Research questions should be answerable through diverse research methodologies, and question types that fit the needs of end users of evidence. We suggest the inclusion of descriptive, exploratory, influence, explanatory, predictive and emancipatory types of research questions (George et al. 2018), that cover a focus on problems, cause and risk factors, solutions and interventions, implementation enablers and barriers, and evaluation of impact (Hulley et al. 2007) as appropriate. Research typologies across biomedical, clinical, public health, health systems, gender studies and social sciences should be considered that are inclusive of conceptual and empirical research.

Example research questions adapted from the SVRI & Equality Institute’s brief on a global shared research agenda to strengthen understanding of violence against women and girls (VAWG) (SVRI & EQI, 2020):

  • Research to understand VAWG in its multiple forms: What are the psychosocial impacts of economic intimate partner violence on women and girls?

  • Intervention research: Which intimate partner violence prevention interventions are most effective for women facing multiple and intersecting forms of discrimination, including age, poverty, disability, ethnicity, sexuality etc?

  • Improving existing interventions: Why do laws against sexual violence work in some contexts, but not in others?

  • Methodological and measurement gaps: How to conduct good quality, ethical research on VAWG using online methods?


Hulley S., et al. (2007).. Designing clinical research. 3rd ed.

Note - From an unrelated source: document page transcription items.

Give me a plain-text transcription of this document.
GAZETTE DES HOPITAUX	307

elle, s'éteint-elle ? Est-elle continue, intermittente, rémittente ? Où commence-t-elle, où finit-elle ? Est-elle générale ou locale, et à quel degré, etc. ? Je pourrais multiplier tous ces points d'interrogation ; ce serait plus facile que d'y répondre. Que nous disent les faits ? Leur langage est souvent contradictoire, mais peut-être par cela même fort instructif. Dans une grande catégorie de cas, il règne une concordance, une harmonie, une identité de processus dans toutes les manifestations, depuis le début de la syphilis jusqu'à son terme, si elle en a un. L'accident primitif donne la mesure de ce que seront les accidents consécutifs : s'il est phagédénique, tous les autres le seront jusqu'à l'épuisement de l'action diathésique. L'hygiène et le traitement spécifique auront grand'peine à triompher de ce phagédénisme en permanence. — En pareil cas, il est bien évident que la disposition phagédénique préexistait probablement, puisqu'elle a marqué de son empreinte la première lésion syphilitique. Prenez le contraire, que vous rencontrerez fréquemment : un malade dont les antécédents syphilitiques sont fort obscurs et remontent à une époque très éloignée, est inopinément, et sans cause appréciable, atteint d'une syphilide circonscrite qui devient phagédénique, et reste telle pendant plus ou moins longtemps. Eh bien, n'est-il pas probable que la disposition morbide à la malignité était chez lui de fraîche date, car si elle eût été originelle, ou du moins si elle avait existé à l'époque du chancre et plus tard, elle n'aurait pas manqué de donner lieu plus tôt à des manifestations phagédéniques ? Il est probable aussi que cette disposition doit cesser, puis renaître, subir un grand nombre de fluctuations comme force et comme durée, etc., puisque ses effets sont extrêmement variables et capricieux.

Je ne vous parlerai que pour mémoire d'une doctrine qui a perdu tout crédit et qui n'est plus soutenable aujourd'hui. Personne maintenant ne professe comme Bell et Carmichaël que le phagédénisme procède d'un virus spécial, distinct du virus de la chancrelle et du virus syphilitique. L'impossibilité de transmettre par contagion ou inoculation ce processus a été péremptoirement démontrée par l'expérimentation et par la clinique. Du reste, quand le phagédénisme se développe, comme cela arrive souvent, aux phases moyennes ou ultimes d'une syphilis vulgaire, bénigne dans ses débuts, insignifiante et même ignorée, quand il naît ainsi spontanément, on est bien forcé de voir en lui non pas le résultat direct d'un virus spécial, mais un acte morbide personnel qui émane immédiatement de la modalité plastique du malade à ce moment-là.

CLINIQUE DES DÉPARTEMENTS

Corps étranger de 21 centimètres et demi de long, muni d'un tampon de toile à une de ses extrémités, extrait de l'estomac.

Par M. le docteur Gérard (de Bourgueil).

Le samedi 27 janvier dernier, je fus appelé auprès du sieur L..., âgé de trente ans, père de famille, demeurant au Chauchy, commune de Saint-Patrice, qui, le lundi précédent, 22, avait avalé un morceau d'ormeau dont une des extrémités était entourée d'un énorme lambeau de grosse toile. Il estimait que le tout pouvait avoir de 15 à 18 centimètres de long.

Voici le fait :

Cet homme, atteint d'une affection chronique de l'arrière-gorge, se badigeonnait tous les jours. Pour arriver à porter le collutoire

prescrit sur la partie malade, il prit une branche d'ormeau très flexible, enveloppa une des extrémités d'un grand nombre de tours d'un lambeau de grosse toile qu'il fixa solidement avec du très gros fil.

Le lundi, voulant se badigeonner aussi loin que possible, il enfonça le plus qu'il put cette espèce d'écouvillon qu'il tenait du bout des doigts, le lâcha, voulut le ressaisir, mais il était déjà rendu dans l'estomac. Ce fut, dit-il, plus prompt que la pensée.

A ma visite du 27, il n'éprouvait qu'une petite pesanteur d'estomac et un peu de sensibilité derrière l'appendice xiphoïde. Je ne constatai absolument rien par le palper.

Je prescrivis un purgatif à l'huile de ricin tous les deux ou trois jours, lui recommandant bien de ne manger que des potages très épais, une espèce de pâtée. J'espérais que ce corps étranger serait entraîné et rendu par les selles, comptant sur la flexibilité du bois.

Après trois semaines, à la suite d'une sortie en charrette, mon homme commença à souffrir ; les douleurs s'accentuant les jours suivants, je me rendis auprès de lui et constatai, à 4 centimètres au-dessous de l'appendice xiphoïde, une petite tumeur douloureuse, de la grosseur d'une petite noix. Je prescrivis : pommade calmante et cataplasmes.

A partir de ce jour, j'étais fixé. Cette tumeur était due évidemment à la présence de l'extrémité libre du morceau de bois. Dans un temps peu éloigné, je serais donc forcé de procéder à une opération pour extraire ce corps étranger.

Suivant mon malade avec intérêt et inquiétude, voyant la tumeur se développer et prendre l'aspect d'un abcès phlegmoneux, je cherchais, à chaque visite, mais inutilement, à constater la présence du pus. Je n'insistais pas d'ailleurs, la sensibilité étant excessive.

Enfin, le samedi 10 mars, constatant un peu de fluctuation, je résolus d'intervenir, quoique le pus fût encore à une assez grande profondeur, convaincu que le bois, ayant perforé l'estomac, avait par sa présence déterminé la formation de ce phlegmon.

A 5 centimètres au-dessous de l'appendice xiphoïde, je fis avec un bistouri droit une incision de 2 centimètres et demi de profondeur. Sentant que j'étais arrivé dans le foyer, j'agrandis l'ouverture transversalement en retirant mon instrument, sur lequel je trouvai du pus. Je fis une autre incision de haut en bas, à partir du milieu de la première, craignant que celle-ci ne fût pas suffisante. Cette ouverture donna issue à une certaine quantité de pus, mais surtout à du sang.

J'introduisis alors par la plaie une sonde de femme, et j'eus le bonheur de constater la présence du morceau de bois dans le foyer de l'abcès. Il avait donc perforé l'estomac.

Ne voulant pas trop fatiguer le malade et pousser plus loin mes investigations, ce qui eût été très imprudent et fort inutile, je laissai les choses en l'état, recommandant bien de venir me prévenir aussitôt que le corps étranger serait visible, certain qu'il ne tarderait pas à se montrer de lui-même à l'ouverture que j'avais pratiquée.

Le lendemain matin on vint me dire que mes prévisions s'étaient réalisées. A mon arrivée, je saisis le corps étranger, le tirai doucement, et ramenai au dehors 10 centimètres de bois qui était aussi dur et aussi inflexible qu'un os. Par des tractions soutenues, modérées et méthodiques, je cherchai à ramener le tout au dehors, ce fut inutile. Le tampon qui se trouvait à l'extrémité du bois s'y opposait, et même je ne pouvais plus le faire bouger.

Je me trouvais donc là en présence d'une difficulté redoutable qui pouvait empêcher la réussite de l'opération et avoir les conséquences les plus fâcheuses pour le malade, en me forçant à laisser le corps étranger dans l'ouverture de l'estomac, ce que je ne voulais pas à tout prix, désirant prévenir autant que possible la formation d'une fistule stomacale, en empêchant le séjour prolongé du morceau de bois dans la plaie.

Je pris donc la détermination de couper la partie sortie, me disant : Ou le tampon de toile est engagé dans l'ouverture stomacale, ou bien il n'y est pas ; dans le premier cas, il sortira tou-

Philadelphia (PA): Lippincott Williams and Wilkins.

George AS, Campbell J, Ghaffar A, et al. Advancing the science behind human resources for health: highlights from the Health Policy and Systems Research Reader on Human Resources for Health. Hum Resour Health 2018; 16: 35.

SVRI & EQI (2020) Global Shared Research Agenda, Accessed online: (18 December 2020)

Terry RF, Charles E, Purdy B, Sanford A. (2018). An analysis of research priority-setting at the World Health Organization – how mapping to a standard template allows for comparison between research priority-setting approaches. Health Res Policy Syst, 16: 116.